Assistant U.S. Attorneys Wendy Jacobus and Frank DeLuccia in Miami defended the lawsuit. Their office declined to comment on the settlement.

The settlement covers the federal government, the Florida Community Health Center and its employees, including Coleman and Zollicoffer. It doesn’t release St. Lucie Medical Center and its employees.

“A Wolf In Sheep’s Clothing?”

The defendant might also have been aware that Miami Attorney Richard “Bo” Sharp previously landed a $33.8 million verdict over a newborn baby’s brain damage in Dixon v. U.S.A., after the government offered less than six figures. It remains the largest Federal Tort Claims Act verdict in Florida and the largest collected verdict in Miami-Dade County, according to Sharp, who said it became $26.2 million after appeal.

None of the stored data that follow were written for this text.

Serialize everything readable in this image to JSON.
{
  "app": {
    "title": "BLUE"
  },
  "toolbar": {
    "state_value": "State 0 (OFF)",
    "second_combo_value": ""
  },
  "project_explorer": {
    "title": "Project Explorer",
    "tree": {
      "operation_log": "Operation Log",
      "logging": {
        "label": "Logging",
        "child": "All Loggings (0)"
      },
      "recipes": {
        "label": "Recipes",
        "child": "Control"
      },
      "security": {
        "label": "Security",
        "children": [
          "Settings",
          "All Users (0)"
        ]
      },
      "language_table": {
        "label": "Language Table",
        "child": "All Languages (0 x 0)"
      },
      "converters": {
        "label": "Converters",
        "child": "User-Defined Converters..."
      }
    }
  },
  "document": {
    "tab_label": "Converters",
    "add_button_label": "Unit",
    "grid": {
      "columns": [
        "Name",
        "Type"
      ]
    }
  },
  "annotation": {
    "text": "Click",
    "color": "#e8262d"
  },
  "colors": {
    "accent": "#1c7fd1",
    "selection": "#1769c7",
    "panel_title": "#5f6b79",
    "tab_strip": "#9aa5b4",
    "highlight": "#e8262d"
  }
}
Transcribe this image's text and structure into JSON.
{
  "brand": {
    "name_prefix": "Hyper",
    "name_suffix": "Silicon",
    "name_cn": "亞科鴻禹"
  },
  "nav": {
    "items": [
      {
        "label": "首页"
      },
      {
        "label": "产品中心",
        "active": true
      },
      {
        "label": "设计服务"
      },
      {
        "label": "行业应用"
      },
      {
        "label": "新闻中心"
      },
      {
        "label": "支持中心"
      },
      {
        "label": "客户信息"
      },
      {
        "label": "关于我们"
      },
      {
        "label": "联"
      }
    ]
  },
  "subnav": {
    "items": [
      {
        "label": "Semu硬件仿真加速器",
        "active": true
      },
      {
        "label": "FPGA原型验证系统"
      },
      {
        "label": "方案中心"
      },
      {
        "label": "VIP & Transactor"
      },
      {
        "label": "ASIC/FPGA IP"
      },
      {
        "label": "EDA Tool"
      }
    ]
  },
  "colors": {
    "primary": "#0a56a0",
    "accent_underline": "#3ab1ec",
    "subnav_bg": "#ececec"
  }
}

That’s a rare result, in Sharp’s experience, as such cases are often diverted to the Florida Birth- Related Neurological Injury Compensation Association, which manages state funds used for the care of children and adults born with certain neurological injuries.

But Miami Attorney Richard “Bo” Sharp characterized it as ”a wolf in sheep’s clothing,” alleging many eligible families are never told about it and many that are have been declined coverage: ”Although changes to NICA have been made in recent years, the NICA system is still flawed and serves to add insult to the injuries these babies and their families have suffered.”